Die Demonstration war bis zu zehnmal größer als von den Organisatoren erwartet.

Telefonkorrespondenz

Geschätzt werden derzeit 7000 bis 8000 Teilnehmerinnen und Teilnehmer. Der Block des internationalistischen Bündnisses, der MLPD, des Jugendverbandes Rebell und kämpferischer Kolleginnen und Kollegen aus Betrieben wie Siemens, Evonik, Widia war ein Anziehungspunkt in der Demonstration.

 

Hier kamen am offenen Mikrofon die verschiedensten Kräfte zu Wort.

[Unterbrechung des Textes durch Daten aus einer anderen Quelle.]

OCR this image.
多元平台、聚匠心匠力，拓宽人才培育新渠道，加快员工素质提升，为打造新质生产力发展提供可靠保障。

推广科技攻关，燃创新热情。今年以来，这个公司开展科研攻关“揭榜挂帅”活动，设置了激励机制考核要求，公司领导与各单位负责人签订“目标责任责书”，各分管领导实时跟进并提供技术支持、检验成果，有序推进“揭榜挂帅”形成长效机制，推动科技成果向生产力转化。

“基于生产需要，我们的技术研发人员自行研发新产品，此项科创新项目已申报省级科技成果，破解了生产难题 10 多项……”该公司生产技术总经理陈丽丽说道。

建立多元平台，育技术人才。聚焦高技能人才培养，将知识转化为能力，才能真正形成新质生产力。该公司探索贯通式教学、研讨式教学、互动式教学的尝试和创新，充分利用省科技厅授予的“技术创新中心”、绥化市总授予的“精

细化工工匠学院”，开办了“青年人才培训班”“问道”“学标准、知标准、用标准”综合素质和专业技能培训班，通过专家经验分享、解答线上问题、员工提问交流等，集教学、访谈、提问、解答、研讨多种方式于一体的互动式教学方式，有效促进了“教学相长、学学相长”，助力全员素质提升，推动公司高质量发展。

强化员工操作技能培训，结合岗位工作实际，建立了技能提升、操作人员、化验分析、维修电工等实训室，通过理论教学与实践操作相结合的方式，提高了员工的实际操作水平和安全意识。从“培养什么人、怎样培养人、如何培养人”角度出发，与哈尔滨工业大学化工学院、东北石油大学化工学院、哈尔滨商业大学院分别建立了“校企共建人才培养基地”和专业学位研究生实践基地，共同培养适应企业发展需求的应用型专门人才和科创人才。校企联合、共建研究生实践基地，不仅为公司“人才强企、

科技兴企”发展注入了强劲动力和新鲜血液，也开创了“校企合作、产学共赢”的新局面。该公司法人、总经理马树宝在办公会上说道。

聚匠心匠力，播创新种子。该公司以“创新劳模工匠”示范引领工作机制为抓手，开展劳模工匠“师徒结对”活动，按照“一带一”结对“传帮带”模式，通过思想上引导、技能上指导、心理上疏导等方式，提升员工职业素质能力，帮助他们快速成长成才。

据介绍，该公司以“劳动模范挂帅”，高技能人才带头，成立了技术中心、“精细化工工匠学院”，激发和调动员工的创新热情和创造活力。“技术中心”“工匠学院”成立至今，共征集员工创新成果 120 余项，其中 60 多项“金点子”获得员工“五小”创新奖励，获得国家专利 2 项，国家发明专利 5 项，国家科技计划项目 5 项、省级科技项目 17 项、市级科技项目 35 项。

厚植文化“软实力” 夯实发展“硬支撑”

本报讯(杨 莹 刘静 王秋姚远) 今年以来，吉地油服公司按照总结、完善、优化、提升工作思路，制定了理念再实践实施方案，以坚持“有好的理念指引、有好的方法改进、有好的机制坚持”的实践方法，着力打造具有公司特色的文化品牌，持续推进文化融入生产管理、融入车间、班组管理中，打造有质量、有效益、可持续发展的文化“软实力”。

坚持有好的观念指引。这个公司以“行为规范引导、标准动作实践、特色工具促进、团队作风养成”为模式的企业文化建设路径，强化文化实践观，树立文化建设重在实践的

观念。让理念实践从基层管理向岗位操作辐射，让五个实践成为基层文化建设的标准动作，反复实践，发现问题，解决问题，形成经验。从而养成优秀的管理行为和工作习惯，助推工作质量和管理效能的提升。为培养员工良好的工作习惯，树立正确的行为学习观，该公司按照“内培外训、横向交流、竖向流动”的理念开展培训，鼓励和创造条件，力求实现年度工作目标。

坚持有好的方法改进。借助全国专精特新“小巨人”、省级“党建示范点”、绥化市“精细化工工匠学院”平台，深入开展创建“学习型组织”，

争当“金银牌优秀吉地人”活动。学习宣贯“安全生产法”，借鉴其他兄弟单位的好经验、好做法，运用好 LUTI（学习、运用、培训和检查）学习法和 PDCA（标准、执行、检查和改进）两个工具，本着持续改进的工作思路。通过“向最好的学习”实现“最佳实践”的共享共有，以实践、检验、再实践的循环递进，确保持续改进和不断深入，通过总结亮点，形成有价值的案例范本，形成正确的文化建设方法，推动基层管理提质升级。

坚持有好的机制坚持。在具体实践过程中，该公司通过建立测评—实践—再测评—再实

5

Mehrere Dutzend Schülerinnen und Schüler sprachen zu ihren vielfältigsten Anliegen. Unter anderem sprach auch Gabi Fechtner, die Vorsitzende der MLPD. Zaghafte Versuche, diesen Block zu behindern oder zu stören, wurden souverän gekontert. Unter der Masse der Teilnehmerinnen und Teilnehmer stießen undemokratische Ausgrenzungsversuche auf großes Unverständnis.

 

Gabi Fechtner griff das allein herrschende internationale Finanzkapital als Hauptverursacher der Umweltzerstörung an. Sie würdigte die Bedeutung von Fridays for Future als größter Jugend-Umweltbewegung, die sich entwickelt hat. Sie hat gleichzeitig klar darauf hingewiesen, dass hier in dieser Bewegung eine überparteiliche Grundlage notwendig ist. Dass diese Bewegung weiter gestärkt werden muss. Sie sprach sich für die Einheit von Arbeiter-, Jugend- und Umweltbewegung aus. Und dass die Arbeiterinnen und Arbeiter ein Rückgrat dieser Bewegung sein werden. Gabi Fechtner ging zudem auf die Perspektive des Sozialismus ein, einer Gesellschaft, in der die Einheit von Mensch und Natur wieder gefestigt und höherentwickelt werden kann.